Incidentally, neither of the females were part of any protests. They were either seeking their relatives or watching the happenings that they were hit by the pellets. Tamana of Tulmulla is a fifth standard student. On July 10, she was playing in her courtyard when police charged a mob outside and pellets hit her left eye and nose. Since then, the labourer’s daughter has undergone three surgeries.
Insha of Sedow village in Shopian has been the first victim of the pellets. She has lost both her eyes. The second unfortunate woman having pellet injury in both her eyes is Shakeela, a divorce from Fatehgarh in Baramulla. Putting up with her brother, she fell victim to the hunter gun when she went out of her residence to see where her son Faheem had gone. Barely four-year-old, she feared her son should not get crushed in a stampede if there were protests on Friday because somebody had told her that her son had gone to prayers. Within minutes she was out she was hit. That was September 9.

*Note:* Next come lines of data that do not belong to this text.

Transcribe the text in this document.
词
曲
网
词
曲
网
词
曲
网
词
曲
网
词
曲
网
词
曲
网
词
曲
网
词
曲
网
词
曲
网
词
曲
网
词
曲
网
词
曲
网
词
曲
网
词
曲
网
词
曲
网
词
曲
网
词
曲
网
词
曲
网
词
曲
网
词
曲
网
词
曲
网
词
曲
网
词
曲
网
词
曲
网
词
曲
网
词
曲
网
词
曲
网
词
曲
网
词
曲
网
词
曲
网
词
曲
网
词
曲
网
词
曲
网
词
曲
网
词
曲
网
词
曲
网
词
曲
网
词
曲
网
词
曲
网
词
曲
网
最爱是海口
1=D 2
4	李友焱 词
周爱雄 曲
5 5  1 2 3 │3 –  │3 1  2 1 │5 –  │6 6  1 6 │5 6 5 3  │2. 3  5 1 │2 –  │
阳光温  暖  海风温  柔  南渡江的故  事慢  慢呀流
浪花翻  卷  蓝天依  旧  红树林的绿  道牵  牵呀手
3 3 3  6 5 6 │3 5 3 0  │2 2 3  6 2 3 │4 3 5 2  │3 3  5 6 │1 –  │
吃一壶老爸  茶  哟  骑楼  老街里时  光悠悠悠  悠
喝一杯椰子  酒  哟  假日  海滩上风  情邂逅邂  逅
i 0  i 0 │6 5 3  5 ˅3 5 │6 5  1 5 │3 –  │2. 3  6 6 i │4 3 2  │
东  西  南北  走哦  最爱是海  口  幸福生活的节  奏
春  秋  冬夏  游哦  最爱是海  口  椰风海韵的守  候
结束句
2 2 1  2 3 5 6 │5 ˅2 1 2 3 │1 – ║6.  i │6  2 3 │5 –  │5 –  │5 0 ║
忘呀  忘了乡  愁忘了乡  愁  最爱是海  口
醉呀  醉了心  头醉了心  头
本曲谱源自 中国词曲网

She received pellets in both her eyes. Her left eye suffered seriously as compared to the right eye. Her right eye had received pellets on its sclera thus sparing the crucial iris unlike the left eye. Doctors say she is reported for the follow-up.
Records at SMHS suggest that slightly more than 100 women had pellet injuries or pellet and bullet (excluding those with bullet injuries) were received. “By now we have 17 women having eye injury,” a senior doctor told Kashmir Life. “In three cases we have patients having been hit in both eyes by pellets.”
In response to the ‘epidemic of dead eyes’, as New York Times puts it, artists manipulated the images of idols and nymphs to convey the message. Cartoonist Mir Suhail modified the poster of romantic blockbuster Kashmir Ki Kali starring Shammi Kapoor and Sharmila Tagore to show the actress with a pellet injury in one eye. “I thought, what would Kashmir Ki Kali look like if it had existed now?” Suhail said. “It was a kind of protest. I want to make people realise that they should view the Kashmir situation from a critical rather than a simplistic perspective.”
Breathless she stands, with eyes cast down,
Shrinking beneath the fiery frown,
While the eyes of Lalla Rookh made certain resemblances with those of Kashmiri women two centuries later, Moore was not all the way prophetic. He was too optimistic when he sang:
If woman can make the worst wilderness dear,
Think, think what a Heaven she must make of Cashmere!